Researchers have been able to determine that a few suspected risk factors are not likely to be linked with an elevated risk of childhood brain tumors. Passive cigarette smoke exposure, electric blanket use, and ultrasound testing during pregnancy have been shown not to increase the risk of brain tumors.

Other hypothesized risk factors, for which the evidence is so far inconsistent or limited, include exposure to electromagnetic fields, products containing N-nitroso compounds, and pesticides; father's occupation; history of head injury; and family history of epilepsy, seizures, or mental retardation.

National Cancer Institute Clinical Research

National Cancer Institute (NCI) supported clinical trials evaluating new treatments for children with brain tumors are being conducted at the NCI campus in Bethesda, Md., and at medical centers around the country. Most large clinical trials are carried out through NCI-sponsored Clinical Trials Cooperative Groups, which are networks of institutions and physicians throughout the United States and Canada that conduct studies jointly. Two of NCI's Cooperative Groups -- the Children's Cancer Group and the Pediatric Oncology Group -- focus on childhood cancers, including brain tumors. These two groups plan to merge with two other NCI-sponsored childhood cancer groups to form one Cooperative Group for children's cancers.

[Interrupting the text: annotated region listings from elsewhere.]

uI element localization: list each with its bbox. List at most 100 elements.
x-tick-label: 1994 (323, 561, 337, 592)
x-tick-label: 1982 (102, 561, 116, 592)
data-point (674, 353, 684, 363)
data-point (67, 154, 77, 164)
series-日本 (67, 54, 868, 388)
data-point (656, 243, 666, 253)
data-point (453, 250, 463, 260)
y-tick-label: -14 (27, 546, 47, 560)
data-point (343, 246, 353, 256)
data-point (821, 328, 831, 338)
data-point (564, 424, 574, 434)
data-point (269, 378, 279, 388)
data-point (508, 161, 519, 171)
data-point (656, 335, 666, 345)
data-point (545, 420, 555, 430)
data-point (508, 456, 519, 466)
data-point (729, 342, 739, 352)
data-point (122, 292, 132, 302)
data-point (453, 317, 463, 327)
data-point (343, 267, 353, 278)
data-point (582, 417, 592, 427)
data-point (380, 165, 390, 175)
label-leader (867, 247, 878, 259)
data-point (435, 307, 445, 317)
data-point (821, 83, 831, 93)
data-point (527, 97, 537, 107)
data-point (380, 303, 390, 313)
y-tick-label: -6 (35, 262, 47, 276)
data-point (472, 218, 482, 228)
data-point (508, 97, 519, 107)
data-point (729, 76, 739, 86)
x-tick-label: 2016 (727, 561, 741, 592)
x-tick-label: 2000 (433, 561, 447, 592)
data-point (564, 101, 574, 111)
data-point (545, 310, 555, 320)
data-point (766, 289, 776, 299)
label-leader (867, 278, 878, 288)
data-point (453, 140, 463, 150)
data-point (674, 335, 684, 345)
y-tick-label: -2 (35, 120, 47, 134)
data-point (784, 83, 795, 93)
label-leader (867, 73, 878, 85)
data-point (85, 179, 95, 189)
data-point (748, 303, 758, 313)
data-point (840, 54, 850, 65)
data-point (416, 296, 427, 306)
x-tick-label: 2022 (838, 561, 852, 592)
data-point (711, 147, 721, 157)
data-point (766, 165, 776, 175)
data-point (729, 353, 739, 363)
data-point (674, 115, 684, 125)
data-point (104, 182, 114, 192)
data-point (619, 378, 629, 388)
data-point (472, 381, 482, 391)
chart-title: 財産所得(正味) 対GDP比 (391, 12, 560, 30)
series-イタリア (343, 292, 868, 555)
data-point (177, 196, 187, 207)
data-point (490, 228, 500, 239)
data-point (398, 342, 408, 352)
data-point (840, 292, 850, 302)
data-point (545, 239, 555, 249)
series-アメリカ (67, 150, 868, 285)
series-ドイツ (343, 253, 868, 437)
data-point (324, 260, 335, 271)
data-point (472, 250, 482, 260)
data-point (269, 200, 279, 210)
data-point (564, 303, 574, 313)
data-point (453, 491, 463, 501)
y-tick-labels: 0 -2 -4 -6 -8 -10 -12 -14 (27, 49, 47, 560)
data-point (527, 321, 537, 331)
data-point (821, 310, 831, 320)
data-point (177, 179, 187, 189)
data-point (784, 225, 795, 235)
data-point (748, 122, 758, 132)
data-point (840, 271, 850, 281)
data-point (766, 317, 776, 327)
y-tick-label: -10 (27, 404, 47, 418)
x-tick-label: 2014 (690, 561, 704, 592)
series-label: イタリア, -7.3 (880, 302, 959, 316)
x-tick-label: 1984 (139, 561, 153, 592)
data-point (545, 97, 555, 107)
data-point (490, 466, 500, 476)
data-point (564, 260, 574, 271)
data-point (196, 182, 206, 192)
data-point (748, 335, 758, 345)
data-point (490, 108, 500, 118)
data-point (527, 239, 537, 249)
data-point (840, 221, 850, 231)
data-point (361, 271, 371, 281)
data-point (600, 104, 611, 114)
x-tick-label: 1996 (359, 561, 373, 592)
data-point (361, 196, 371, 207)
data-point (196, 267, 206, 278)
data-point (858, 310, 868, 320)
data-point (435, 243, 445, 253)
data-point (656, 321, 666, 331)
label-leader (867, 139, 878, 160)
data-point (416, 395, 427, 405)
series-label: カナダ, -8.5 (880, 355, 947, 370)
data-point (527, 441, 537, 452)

Some of the new therapies now under investigation in advanced trials (phase II and III) include new drugs, such as temozolomide, phenylacetate, and RMP-7 (an agent designed to help other chemotherapy drugs cross the blood-brain barrier). High-dose chemotherapy with stem cell transplantation is also under study for some brain tumors.

Radiation therapy has increased survival rates in brain cancer but can result in cognitive impairment, arrested growth, and other late effects. Some trials now are looking at alternative strategies, such as lower doses of radiation, chemotherapy in place of radiotherapy, and more focused delivery of radiation using conformal techniques.

The newest investigational approaches, now approaching initial trials in humans, include novel chemotherapy drugs; biological therapies; neurosurgical procedures; and radiotherapy techniques. NCI's new Pediatric Brain Tumor Consortium will conduct the initial trials of some of these innovative therapies, and those that appear promising will then be evaluated in larger, more definitive trials by the Cooperative Groups and others.

* In addition to cell of origin (histology) and location in which the tumor arises in the brain (anatomic site), brain tumors are categorized by how fast they grow and/or how severe the tumor is (grade). Slow-growing brain tumors are classified as Grade I or Grade II while faster growing tumors are classified as Grade III or Grade IV.